From The Blog of HORAN Capital Advisors

Another sector that continues to attract investor interest is biotechnology. As the below chart for this sector shows, the biotech index (8 companies) has risen significantly since 2012. In spite of this sustained move higher, the sector PE is just over 17, far below the 2000 peak of 63.

From The Blog of HORAN Capital Advisors

Lastly, even the broader S&P 500 Index itself is not trading at the technology bubble level reached in 2000. The current forward PE is 17 versus the 2000 peak of 24. The current PE is just slightly above its long term average.

From The Blog of HORAN Capital Advisors

The weak market breadth is a variable investors might want to track, keeping in mind market valuations are far below the levels reached in early 2000. A critical variable will be corporate earnings looking out for the next four quarters. Companies  have begun reporting their second quarter results (60 companies reported through 7/17). Earnings growth for the next four quarters is projected to back-end loaded. Thomson Reuters I/B/E/S is estimating Q2 2015 through Q1 2016 quarterly earnings growth will equal: -2%, -1%, 4% and 9%.

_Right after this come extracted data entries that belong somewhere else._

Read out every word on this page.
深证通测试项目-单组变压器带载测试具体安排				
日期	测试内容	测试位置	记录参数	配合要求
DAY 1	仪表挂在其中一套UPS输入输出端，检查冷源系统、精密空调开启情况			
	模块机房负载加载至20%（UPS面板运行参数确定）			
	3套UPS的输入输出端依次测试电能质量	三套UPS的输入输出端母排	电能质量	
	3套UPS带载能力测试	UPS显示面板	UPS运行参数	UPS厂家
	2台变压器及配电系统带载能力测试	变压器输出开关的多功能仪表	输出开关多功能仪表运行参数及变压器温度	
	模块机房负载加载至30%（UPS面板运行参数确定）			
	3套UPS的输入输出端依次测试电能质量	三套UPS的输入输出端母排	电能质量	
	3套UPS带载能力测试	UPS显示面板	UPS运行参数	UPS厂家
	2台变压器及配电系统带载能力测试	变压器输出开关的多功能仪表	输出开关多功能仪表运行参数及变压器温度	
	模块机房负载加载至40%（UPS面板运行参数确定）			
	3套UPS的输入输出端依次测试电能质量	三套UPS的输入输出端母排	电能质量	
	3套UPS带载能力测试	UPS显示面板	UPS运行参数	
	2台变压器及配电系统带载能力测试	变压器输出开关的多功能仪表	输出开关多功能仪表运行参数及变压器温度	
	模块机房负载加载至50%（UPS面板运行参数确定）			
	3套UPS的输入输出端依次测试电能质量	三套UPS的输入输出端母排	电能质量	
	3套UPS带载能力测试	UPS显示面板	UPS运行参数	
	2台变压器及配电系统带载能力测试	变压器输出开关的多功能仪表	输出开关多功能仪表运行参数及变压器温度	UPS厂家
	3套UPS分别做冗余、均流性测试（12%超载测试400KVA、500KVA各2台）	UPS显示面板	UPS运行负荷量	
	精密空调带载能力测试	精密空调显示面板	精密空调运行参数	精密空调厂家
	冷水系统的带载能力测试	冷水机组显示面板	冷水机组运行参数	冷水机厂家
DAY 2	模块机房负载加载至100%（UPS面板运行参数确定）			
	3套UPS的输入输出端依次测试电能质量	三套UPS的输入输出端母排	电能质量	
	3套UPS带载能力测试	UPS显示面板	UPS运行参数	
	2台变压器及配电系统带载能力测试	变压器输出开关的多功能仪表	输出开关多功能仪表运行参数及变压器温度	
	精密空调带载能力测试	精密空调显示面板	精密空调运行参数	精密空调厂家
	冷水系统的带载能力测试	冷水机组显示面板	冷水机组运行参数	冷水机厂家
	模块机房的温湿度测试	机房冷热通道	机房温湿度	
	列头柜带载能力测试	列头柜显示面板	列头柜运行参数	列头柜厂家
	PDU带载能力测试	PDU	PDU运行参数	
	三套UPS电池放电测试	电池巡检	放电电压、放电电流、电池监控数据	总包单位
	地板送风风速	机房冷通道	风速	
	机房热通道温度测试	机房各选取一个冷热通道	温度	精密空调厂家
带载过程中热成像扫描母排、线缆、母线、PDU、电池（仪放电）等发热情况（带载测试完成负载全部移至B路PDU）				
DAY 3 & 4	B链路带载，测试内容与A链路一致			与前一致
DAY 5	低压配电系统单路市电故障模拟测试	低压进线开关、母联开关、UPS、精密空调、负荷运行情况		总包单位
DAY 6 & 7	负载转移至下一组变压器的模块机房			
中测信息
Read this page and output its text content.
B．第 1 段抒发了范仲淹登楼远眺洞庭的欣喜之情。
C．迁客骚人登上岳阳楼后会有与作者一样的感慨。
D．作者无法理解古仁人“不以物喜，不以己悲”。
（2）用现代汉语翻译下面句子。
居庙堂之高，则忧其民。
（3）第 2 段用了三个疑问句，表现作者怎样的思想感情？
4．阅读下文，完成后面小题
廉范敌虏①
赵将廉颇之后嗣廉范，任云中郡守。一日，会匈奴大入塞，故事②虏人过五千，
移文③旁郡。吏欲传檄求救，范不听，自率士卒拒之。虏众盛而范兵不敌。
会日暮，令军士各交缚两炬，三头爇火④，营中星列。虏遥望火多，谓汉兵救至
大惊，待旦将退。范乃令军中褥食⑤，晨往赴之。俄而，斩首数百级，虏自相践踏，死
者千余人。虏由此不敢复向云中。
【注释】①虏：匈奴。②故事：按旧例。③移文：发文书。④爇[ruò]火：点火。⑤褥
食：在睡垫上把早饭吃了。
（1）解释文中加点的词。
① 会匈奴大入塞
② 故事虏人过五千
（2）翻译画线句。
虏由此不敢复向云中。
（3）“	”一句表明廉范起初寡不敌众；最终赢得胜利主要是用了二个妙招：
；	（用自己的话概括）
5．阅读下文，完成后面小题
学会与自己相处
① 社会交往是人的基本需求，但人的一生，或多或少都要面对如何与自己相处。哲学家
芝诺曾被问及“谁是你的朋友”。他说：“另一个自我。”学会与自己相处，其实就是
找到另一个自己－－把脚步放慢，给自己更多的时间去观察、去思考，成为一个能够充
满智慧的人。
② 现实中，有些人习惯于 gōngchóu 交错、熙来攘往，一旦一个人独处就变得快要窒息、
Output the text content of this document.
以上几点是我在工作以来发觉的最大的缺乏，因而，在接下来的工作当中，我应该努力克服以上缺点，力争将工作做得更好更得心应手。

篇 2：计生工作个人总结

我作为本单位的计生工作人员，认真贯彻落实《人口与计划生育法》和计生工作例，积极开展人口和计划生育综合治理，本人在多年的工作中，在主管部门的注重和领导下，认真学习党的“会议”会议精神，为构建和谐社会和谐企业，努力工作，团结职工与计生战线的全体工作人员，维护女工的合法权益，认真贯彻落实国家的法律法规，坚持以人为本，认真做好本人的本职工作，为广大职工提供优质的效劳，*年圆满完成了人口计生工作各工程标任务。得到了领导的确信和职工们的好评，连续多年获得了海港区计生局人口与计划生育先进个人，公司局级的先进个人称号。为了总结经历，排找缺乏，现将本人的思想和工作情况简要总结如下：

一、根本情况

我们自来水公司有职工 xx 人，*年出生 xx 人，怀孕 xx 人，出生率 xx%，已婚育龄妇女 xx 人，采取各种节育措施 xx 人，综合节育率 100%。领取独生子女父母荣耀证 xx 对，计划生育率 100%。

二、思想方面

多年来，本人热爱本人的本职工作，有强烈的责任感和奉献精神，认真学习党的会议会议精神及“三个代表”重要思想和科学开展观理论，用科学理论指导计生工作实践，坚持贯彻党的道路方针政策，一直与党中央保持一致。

And finally, just a brief comment on individual investor sentiment, which we also review in our just completed Summer Investor Letter. AAII individual investor bullish sentiment was reported at 30.8% last week, which is nearly one standard deviation below the average bullish sentiment level. Two weeks ago the bullish sentiment reading fell to a low 22.6%. This low level of bullishness reported by individual investors is a contrarian indicator. Could the market be positioning itself for a rally to finish off the summer? Ryan Detrick wrote an article today, Investor Sentiment: Why A Market Correction May Be Slipping Away, that provides a good analysis of other sentiment indicators and what these indicators might suggest for market performance in the coming months.